Question

Let $A (a, b), B(3, 4)$ and $(-6, -8)$ respectively denote the centroid, circumcentre, and orthocentre of a triangle. Then, the distance of the point $P(2a + 3, 7b + 5)$ from the line $2x + 3y - 4 = 0$ measured parallel to the line $x - 2y - 1 = 0$ is

• A. $\frac{15 \sqrt{5}}{7}$
• B. $\frac{17 \sqrt{5}}{6}$
• C. $\frac{17 \sqrt{5}}{7}$
• D. $\frac{\sqrt{5}}{17}$

Answer 1

Answer: (C)

$\frac{17 \sqrt{5}}{7}$

Answer 2

Given:

$A(a, b), \quad B(3, 4), \quad C(-6, -8)$

Since $A$ is the centroid, we have:

$a = 0, \quad b = 0 \implies P(3, 5)$

To find the distance of point $P$ from the line $2x + 3y - 4 = 0$ measured parallel to the line $x - 2y - 1 = 0$, we first find the direction cosine.
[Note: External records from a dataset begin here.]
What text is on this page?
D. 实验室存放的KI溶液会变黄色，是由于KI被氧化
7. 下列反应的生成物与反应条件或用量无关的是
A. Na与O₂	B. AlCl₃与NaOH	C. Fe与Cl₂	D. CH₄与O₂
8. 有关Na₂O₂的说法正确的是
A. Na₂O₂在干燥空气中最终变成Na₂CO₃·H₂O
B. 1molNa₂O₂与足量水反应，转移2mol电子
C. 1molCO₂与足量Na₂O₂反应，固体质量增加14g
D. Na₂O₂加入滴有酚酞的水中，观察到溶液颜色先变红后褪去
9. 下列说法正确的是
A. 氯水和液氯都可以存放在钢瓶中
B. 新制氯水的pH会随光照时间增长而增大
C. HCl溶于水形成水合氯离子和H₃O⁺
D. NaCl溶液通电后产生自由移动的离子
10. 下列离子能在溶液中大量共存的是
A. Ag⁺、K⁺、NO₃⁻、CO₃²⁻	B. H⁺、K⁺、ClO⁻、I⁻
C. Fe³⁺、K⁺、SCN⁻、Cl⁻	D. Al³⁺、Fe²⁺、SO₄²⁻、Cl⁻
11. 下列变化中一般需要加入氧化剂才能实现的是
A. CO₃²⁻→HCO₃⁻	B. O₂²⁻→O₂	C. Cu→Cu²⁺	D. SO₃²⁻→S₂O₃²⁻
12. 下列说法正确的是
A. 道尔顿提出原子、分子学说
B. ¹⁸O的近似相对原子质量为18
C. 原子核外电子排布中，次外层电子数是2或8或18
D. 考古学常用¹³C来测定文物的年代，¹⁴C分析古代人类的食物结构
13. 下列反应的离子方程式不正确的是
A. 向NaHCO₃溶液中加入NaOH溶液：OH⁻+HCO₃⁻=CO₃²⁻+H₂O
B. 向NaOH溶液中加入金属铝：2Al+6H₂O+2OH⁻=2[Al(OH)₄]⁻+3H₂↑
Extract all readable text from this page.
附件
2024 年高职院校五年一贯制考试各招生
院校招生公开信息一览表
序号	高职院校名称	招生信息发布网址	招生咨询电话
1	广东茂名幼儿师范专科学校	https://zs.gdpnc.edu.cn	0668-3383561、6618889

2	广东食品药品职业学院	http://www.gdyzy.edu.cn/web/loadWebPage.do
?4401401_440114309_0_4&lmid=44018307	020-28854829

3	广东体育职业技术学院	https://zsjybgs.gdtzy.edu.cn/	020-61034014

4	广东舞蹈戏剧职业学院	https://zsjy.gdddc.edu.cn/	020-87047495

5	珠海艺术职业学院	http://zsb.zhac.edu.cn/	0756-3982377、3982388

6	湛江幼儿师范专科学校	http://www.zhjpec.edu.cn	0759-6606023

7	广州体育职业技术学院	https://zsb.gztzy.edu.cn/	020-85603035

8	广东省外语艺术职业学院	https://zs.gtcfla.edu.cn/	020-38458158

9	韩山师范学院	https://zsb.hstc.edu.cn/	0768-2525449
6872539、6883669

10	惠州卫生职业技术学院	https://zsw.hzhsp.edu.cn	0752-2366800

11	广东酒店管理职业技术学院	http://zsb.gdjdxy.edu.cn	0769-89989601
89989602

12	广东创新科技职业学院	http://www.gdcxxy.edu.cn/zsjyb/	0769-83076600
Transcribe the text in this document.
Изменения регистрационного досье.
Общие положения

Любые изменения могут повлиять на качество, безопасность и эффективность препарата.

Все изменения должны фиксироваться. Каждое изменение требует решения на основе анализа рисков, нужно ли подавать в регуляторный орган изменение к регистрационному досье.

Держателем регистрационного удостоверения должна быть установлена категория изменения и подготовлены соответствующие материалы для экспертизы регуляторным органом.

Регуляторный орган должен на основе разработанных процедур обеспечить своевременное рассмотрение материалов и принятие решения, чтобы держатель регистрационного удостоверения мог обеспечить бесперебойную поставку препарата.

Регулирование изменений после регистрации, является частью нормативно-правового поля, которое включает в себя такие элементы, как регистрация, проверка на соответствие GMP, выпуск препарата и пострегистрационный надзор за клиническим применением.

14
Let the line $x - 2y - 1 = 0$ represent:

$x = 3 + r \cos \theta, \quad y = 5 + r \sin \theta$

where $\theta$ is the angle such that:

$\tan \theta = \frac{1}{2}$

For the line parallel:

$r \left(2 \cos \theta + 3 \sin \theta\right) = -17$

Thus:

$r = \left| \frac{-17\sqrt{5}}{7} \right| = \frac{17\sqrt{5}}{7}$